Step 9.  As you are sewing you will notice the block ends do not align, this is okay…do not panic.

finishing the curve

Step 10.  When you have come to the end of the block, lift your needle, cut your thread and re-position your block back in the center, this time sewing the half of the block you have not done.

center of curve

Step 11.  Your block segment is now ready for pressing… an important step because it will not be laying flat at all and you will have to iron it into submission…

sewn block piece

Step 12.    When pressing my block I press my seams first from the back side of the block…… and then press the front side of the block, making sure that my curve is sitting as flat as I can get it.

Note:  When pressing the block I always use starch as it helps persuade the fabric to do what I need it to do.

press block piece

Step 13.  The block piece is now ready to trim down 6 1/2 inches… you should have a bit of wiggle room with this block to trim a little off kilter, or with more background or more circle, depending on what you want to do.

trim block

Step 14.  Repeat the process until you have all segments of your blocks done.  For each colour pairing you make you will end up with two blocks….

block pieces

For my Bee blocks I am asking for two (2) 12 1/2 inch unfinished blocks…. laid out with alternating light and dark circle pieces.

blocks layout

What I love about this colour palette is that it compliments the wonky so well… the mismatch, strange curves are subtle, there are no stark contrasts drawing your attention to the off kilter shapes.   I think this is going to be a charming quilt when done.

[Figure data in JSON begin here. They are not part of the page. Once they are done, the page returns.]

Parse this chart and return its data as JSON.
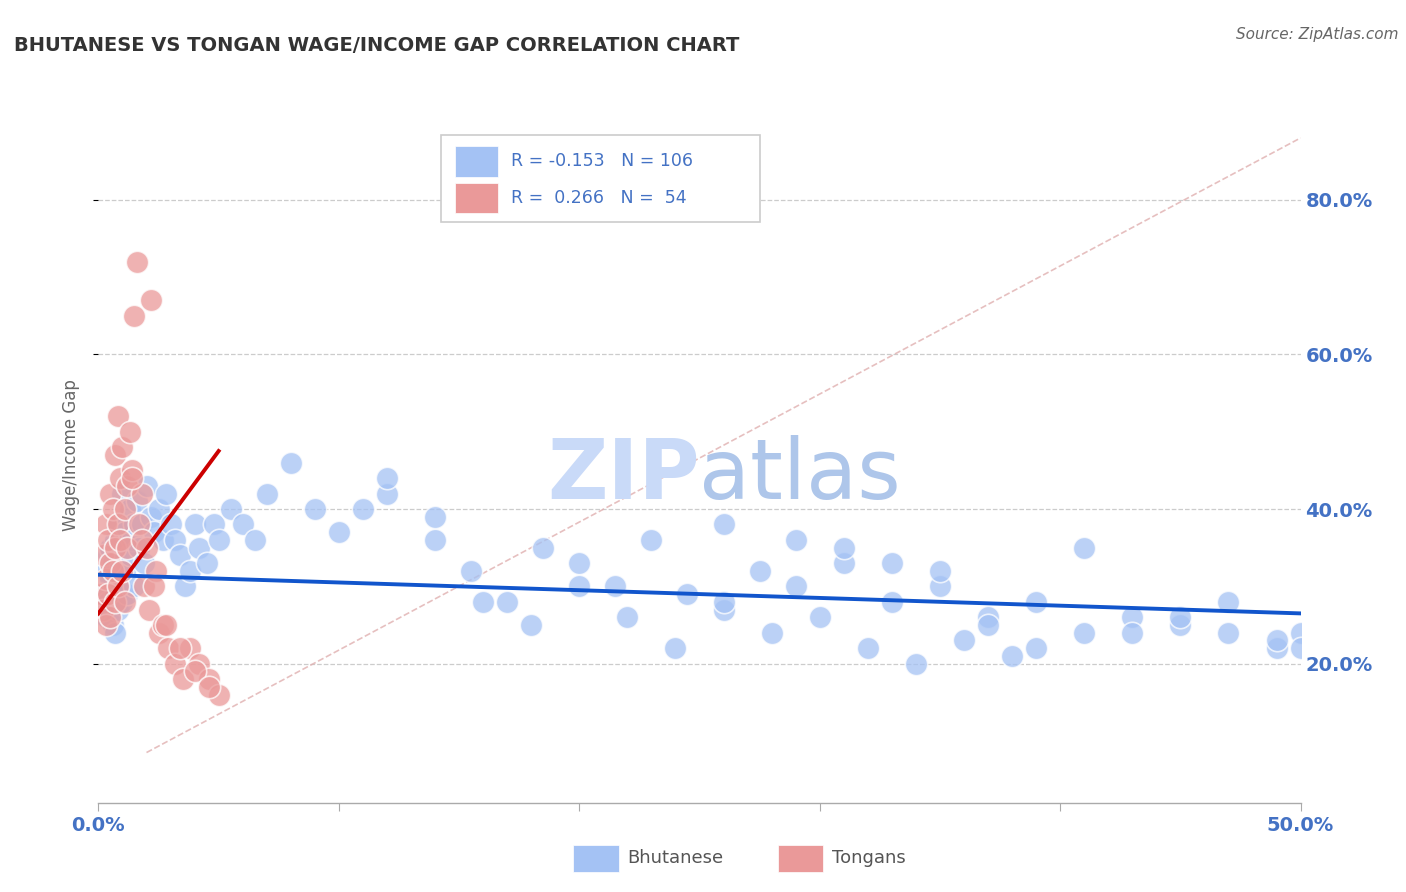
{
  "title": "BHUTANESE VS TONGAN WAGE/INCOME GAP CORRELATION CHART",
  "source": "Source: ZipAtlas.com",
  "ylabel": "Wage/Income Gap",
  "xlim": [
    0.0,
    0.5
  ],
  "ylim": [
    0.02,
    0.92
  ],
  "blue_R": "-0.153",
  "blue_N": "106",
  "pink_R": "0.266",
  "pink_N": "54",
  "blue_color": "#a4c2f4",
  "pink_color": "#ea9999",
  "blue_line_color": "#1155cc",
  "pink_line_color": "#cc0000",
  "axis_label_color": "#4472c4",
  "grid_color": "#cccccc",
  "title_color": "#333333",
  "watermark_color": "#c9daf8",
  "bhutanese_x": [
    0.002,
    0.003,
    0.003,
    0.004,
    0.004,
    0.005,
    0.005,
    0.005,
    0.006,
    0.006,
    0.007,
    0.007,
    0.007,
    0.008,
    0.008,
    0.009,
    0.009,
    0.01,
    0.01,
    0.011,
    0.011,
    0.012,
    0.012,
    0.013,
    0.013,
    0.014,
    0.015,
    0.015,
    0.016,
    0.017,
    0.018,
    0.019,
    0.02,
    0.022,
    0.023,
    0.025,
    0.027,
    0.028,
    0.03,
    0.032,
    0.034,
    0.036,
    0.038,
    0.04,
    0.042,
    0.045,
    0.048,
    0.05,
    0.055,
    0.06,
    0.065,
    0.07,
    0.08,
    0.09,
    0.1,
    0.11,
    0.12,
    0.14,
    0.155,
    0.17,
    0.185,
    0.2,
    0.215,
    0.23,
    0.245,
    0.26,
    0.275,
    0.29,
    0.31,
    0.33,
    0.35,
    0.37,
    0.39,
    0.41,
    0.43,
    0.45,
    0.47,
    0.49,
    0.5,
    0.26,
    0.29,
    0.31,
    0.33,
    0.35,
    0.37,
    0.39,
    0.41,
    0.43,
    0.45,
    0.47,
    0.49,
    0.5,
    0.12,
    0.14,
    0.16,
    0.18,
    0.2,
    0.22,
    0.24,
    0.26,
    0.28,
    0.3,
    0.32,
    0.34,
    0.36,
    0.38
  ],
  "bhutanese_y": [
    0.29,
    0.32,
    0.26,
    0.34,
    0.28,
    0.31,
    0.27,
    0.35,
    0.33,
    0.25,
    0.36,
    0.29,
    0.24,
    0.38,
    0.27,
    0.33,
    0.3,
    0.42,
    0.28,
    0.37,
    0.32,
    0.35,
    0.29,
    0.4,
    0.34,
    0.36,
    0.38,
    0.3,
    0.41,
    0.35,
    0.38,
    0.33,
    0.43,
    0.39,
    0.37,
    0.4,
    0.36,
    0.42,
    0.38,
    0.36,
    0.34,
    0.3,
    0.32,
    0.38,
    0.35,
    0.33,
    0.38,
    0.36,
    0.4,
    0.38,
    0.36,
    0.42,
    0.46,
    0.4,
    0.37,
    0.4,
    0.42,
    0.36,
    0.32,
    0.28,
    0.35,
    0.33,
    0.3,
    0.36,
    0.29,
    0.27,
    0.32,
    0.3,
    0.33,
    0.28,
    0.3,
    0.26,
    0.28,
    0.24,
    0.26,
    0.25,
    0.24,
    0.22,
    0.24,
    0.38,
    0.36,
    0.35,
    0.33,
    0.32,
    0.25,
    0.22,
    0.35,
    0.24,
    0.26,
    0.28,
    0.23,
    0.22,
    0.44,
    0.39,
    0.28,
    0.25,
    0.3,
    0.26,
    0.22,
    0.28,
    0.24,
    0.26,
    0.22,
    0.2,
    0.23,
    0.21
  ],
  "tongan_x": [
    0.001,
    0.002,
    0.002,
    0.003,
    0.003,
    0.003,
    0.004,
    0.004,
    0.005,
    0.005,
    0.005,
    0.006,
    0.006,
    0.007,
    0.007,
    0.007,
    0.008,
    0.008,
    0.008,
    0.009,
    0.009,
    0.01,
    0.01,
    0.011,
    0.011,
    0.012,
    0.012,
    0.013,
    0.014,
    0.015,
    0.016,
    0.017,
    0.018,
    0.019,
    0.02,
    0.021,
    0.022,
    0.024,
    0.025,
    0.027,
    0.029,
    0.032,
    0.035,
    0.038,
    0.042,
    0.046,
    0.05,
    0.014,
    0.018,
    0.023,
    0.028,
    0.034,
    0.04,
    0.046
  ],
  "tongan_y": [
    0.29,
    0.34,
    0.27,
    0.38,
    0.31,
    0.25,
    0.36,
    0.29,
    0.42,
    0.33,
    0.26,
    0.4,
    0.32,
    0.47,
    0.35,
    0.28,
    0.52,
    0.38,
    0.3,
    0.44,
    0.36,
    0.48,
    0.32,
    0.4,
    0.28,
    0.35,
    0.43,
    0.5,
    0.45,
    0.65,
    0.72,
    0.38,
    0.42,
    0.3,
    0.35,
    0.27,
    0.67,
    0.32,
    0.24,
    0.25,
    0.22,
    0.2,
    0.18,
    0.22,
    0.2,
    0.18,
    0.16,
    0.44,
    0.36,
    0.3,
    0.25,
    0.22,
    0.19,
    0.17
  ],
  "blue_trendline_x": [
    0.0,
    0.5
  ],
  "blue_trendline_y": [
    0.315,
    0.265
  ],
  "pink_trendline_x": [
    0.0,
    0.05
  ],
  "pink_trendline_y": [
    0.265,
    0.475
  ],
  "diagonal_line_x": [
    0.02,
    0.5
  ],
  "diagonal_line_y": [
    0.085,
    0.88
  ],
  "legend_bhutanese": "Bhutanese",
  "legend_tongans": "Tongans"
}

14 thoughts on “Wonky Circles tutorial

  1. Such a lovely colour palette! I particularly love the grey snowflake fabric… My instinct would have been to clip the seam allowances, but you’ve shown that with enough steam, starch and determination, you can get it flat without that!

  2. I tell my Costume students to leave the needle down as a pivot point. Helps keep things aligned. You can gently clip the curve for ease if others want a more flat curve. You clip only 1/2 of the seam allowance to allow the curve to ease flat. Same thing one would do for a neckline or armhole given the curve you sewed is larder than the curve you cut. But I LOVE the black & white camera tip!

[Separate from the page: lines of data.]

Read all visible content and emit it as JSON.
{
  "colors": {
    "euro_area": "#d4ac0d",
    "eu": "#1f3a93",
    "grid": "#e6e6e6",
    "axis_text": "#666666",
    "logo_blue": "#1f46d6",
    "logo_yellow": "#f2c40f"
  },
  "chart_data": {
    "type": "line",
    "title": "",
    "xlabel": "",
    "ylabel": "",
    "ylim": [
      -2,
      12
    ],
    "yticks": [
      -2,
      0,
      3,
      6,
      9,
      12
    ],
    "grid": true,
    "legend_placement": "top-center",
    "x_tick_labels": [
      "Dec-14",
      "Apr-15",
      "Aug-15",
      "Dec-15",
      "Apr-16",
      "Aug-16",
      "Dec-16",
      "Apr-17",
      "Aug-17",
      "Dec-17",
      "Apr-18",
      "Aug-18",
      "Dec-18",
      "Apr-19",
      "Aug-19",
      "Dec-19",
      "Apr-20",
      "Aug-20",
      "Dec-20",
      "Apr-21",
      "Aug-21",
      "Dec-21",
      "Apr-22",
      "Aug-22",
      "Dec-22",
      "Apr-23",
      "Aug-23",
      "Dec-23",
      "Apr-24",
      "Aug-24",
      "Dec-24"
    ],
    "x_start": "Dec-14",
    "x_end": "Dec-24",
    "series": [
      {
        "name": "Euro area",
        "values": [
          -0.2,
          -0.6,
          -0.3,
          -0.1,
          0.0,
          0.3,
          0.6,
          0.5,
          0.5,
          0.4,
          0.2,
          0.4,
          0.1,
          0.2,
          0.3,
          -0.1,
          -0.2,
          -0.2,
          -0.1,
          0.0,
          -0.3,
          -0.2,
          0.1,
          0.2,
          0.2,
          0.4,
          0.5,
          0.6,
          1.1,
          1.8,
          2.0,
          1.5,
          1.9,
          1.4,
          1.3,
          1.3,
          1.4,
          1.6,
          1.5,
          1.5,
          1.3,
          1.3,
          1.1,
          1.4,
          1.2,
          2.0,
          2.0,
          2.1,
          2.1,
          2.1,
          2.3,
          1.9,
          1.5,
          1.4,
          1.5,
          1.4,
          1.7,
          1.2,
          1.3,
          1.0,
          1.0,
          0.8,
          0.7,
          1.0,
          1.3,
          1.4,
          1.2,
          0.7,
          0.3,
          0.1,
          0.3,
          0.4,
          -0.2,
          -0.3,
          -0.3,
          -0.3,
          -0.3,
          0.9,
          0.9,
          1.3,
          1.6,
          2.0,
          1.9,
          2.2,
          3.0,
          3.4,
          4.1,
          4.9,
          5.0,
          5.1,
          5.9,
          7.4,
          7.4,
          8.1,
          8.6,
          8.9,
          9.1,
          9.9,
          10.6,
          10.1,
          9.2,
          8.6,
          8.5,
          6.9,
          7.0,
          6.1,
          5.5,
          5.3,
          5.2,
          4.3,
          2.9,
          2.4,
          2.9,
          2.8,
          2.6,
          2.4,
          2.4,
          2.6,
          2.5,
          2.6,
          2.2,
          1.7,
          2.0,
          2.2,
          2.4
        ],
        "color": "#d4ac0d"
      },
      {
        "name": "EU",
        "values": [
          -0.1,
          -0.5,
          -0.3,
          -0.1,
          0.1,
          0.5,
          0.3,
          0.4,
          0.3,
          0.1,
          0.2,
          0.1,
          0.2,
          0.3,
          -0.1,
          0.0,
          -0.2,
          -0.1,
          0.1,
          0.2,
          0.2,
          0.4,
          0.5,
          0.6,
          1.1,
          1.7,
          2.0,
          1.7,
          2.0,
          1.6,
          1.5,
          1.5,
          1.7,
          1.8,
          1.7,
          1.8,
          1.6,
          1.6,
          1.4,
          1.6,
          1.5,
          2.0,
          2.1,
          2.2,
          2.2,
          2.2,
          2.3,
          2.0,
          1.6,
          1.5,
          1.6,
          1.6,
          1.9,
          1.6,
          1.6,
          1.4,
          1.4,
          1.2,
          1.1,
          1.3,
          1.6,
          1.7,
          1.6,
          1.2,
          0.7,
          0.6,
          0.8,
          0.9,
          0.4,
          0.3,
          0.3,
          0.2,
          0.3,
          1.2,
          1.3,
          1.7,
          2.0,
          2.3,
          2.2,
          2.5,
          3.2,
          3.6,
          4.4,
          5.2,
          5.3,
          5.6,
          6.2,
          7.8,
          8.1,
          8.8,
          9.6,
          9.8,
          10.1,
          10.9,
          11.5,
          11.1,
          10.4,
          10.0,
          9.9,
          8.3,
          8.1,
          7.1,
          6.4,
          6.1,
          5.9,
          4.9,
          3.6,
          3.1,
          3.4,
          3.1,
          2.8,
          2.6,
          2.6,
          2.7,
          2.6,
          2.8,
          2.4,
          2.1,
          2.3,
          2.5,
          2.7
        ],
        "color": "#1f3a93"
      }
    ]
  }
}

  3. When you cut curves this way, they are NOT a perfect match because you have not allowed for the seam allowance. The only way to get these curves to match is to make a template for each half–a template where the 1/4 inch seam has been added. That’s why these curved cuts are puckered. This is why drunkard’s path designs with templates produce a beautifully matched curve–the pieces have the added seam allowance.

    • Hi Sandra. I have made enough drunkards path blocks to understand the joy of templates and seam allowances. I wanted to do something different with this block and wanted to try wonky circles. The seam allowance is added to the square size, so that you can trim to the correct size. I love the imperfections of these blocks and am excited to see how they look together.